Oil sands shipments draw tribal opposition

Published 5:00 am Tuesday, August 6, 2013

Nez Perce tribal members in Idaho were mobilizing Monday to block an Oregon company’s super-sized shipment bound for Canada’s tar sands through reservation land.

The move came as a U.S. Forest Service manager warned Hillsboro’s Omega Morgan, a heavy-haul company, that the agency does not authorize the planned shipment Monday night of the so-called megaload through the Nez Perce-Clearwater National Forests.

The showdown is reminiscent of 2011 opposition that shut down megaloads, which Exxon Mobil’s Imperial Oil aimed to truck on the same route from the Port of Lewiston, Idaho, to the Alberta oil complex. Imperial ended up downsizing its oil-refinery modules and sending them instead via interstates.

Once again the conflict pits local residents and environmentalists against companies supplying and operating the oil sands, a vast complex north of Calgary where giant shovel machines extract a tar-like substance for refining into petroleum products.
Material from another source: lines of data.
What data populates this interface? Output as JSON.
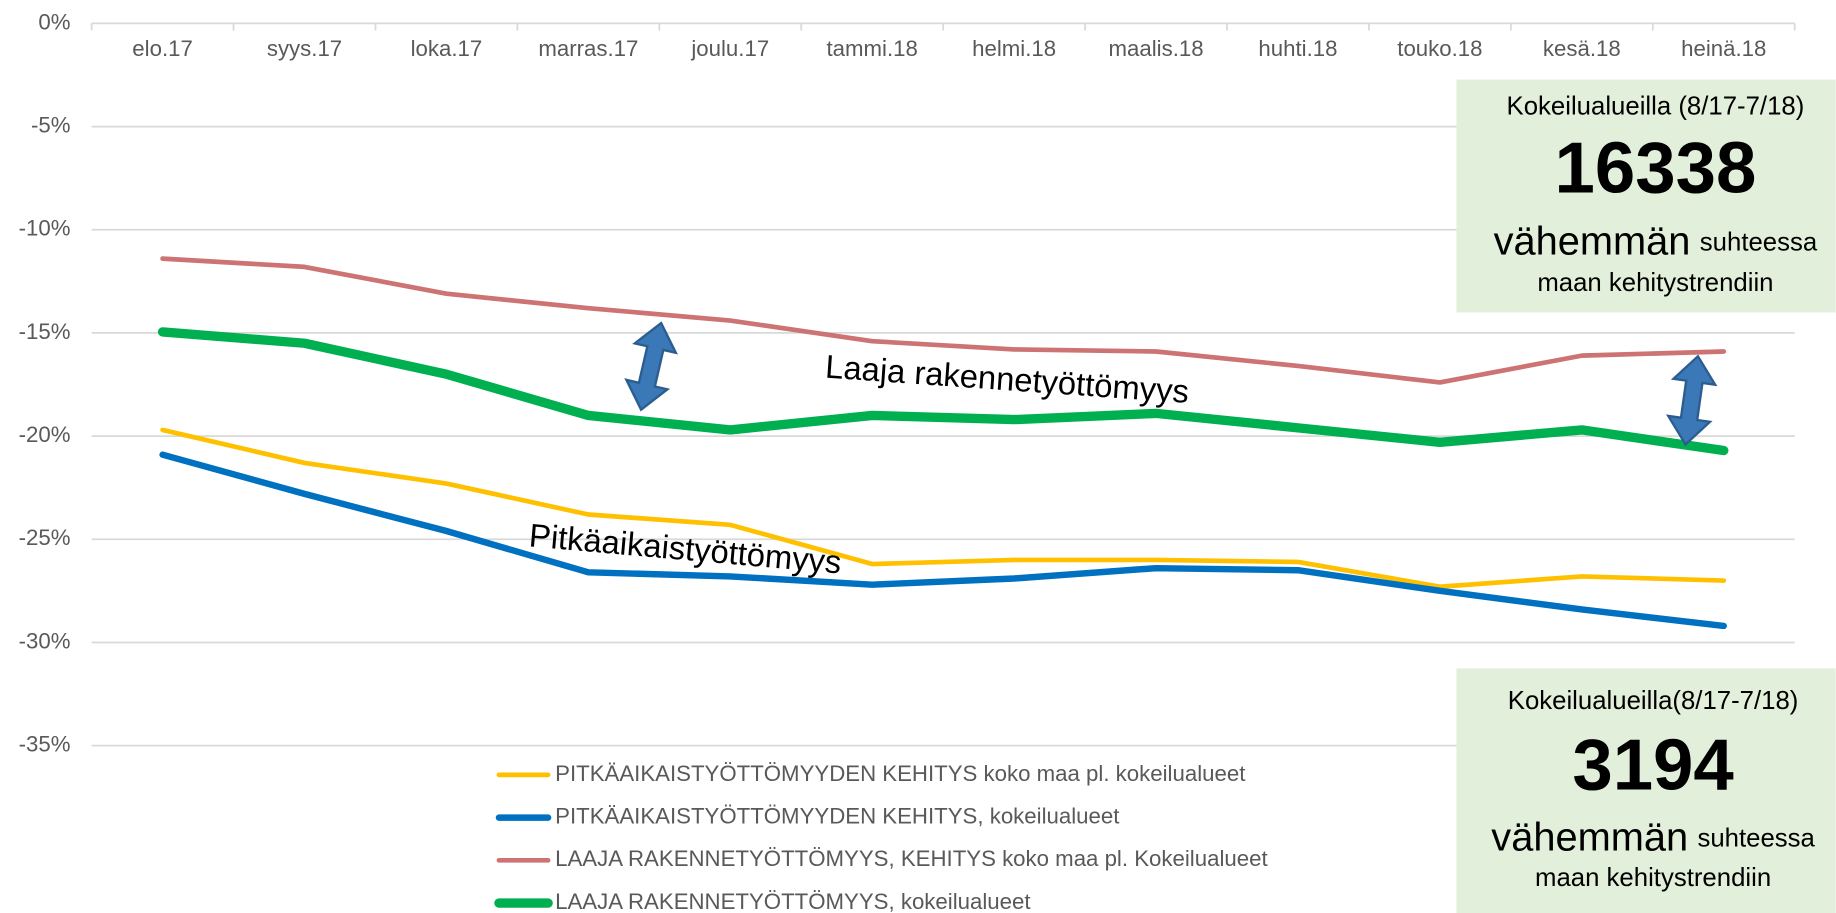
{
  "chart_data": {
    "type": "line",
    "categories": [
      "elo.17",
      "syys.17",
      "loka.17",
      "marras.17",
      "joulu.17",
      "tammi.18",
      "helmi.18",
      "maalis.18",
      "huhti.18",
      "touko.18",
      "kesä.18",
      "heinä.18"
    ],
    "series": [
      {
        "name": "PITKÄAIKAISTYÖTTÖMYYDEN KEHITYS  koko maa pl. kokeilualueet",
        "color": "#ffc000",
        "width": 4,
        "values": [
          -19.7,
          -21.3,
          -22.3,
          -23.8,
          -24.3,
          -26.2,
          -26.0,
          -26.0,
          -26.1,
          -27.3,
          -26.8,
          -27.0
        ]
      },
      {
        "name": "PITKÄAIKAISTYÖTTÖMYYDEN KEHITYS, kokeilualueet",
        "color": "#0070c0",
        "width": 5.5,
        "values": [
          -20.9,
          -22.8,
          -24.6,
          -26.6,
          -26.8,
          -27.2,
          -26.9,
          -26.4,
          -26.5,
          -27.5,
          -28.4,
          -29.2
        ]
      },
      {
        "name": "LAAJA RAKENNETYÖTTÖMYYS, KEHITYS koko maa pl. Kokeilualueet",
        "color": "#cd7373",
        "width": 4,
        "values": [
          -11.4,
          -11.8,
          -13.1,
          -13.8,
          -14.4,
          -15.4,
          -15.8,
          -15.9,
          -16.6,
          -17.4,
          -16.1,
          -15.9
        ]
      },
      {
        "name": "LAAJA RAKENNETYÖTTÖMYYS, kokeilualueet",
        "color": "#00b050",
        "width": 8,
        "values": [
          -14.95,
          -15.5,
          -17.0,
          -19.0,
          -19.7,
          -19.0,
          -19.2,
          -18.9,
          -19.6,
          -20.3,
          -19.7,
          -20.7
        ]
      }
    ],
    "ylim": [
      -35,
      0
    ],
    "yticks": [
      {
        "value": 0,
        "label": "0%"
      },
      {
        "value": -5,
        "label": "-5%"
      },
      {
        "value": -10,
        "label": "-10%"
      },
      {
        "value": -15,
        "label": "-15%"
      },
      {
        "value": -20,
        "label": "-20%"
      },
      {
        "value": -25,
        "label": "-25%"
      },
      {
        "value": -30,
        "label": "-30%"
      },
      {
        "value": -35,
        "label": "-35%"
      }
    ],
    "grid": true,
    "legend": "bottom",
    "annotations": [
      "Laaja rakennetyöttömyys",
      "Pitkäaikaistyöttömyys"
    ],
    "callouts": [
      {
        "heading": "Kokeilualueilla (8/17-7/18)",
        "number": 16338,
        "big_word": "vähemmän",
        "small_word": "suhteessa",
        "footer": "maan kehitystrendiin"
      },
      {
        "heading": "Kokeilualueilla(8/17-7/18)",
        "number": 3194,
        "big_word": "vähemmän",
        "small_word": "suhteessa",
        "footer": "maan kehitystrendiin"
      }
    ]
  }
}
This time Hillsboro heavy-haul company Omega Morgan has an Idaho Transportation Department permit to bring a 644,000-ton evaporator east on U.S. 12, a Wild and Scenic River corridor. But Rick Brazell, Nez Perce-Clearwater National Forests supervisor, faulted the department Monday for issuing the permit prematurely.

Tribal leaders cite a federal court ruling that requires approval from the tribe and the U.S. Forest Service. Members planned to assemble and block the first of two shipments as soon as Monday night.

“The tribe is shocked by Omega Morgan’s audacity,” Nez Perce Tribal Chairman Silas Whitman said in a news release Monday. “The company has apparently decided it does not need to wait for Forest Service review or tribal consultation to move General Electric’s loads.”

Olga Haley, an Omega Morgan spokeswoman, said Monday that company managers planned to start the four-day shipment that night.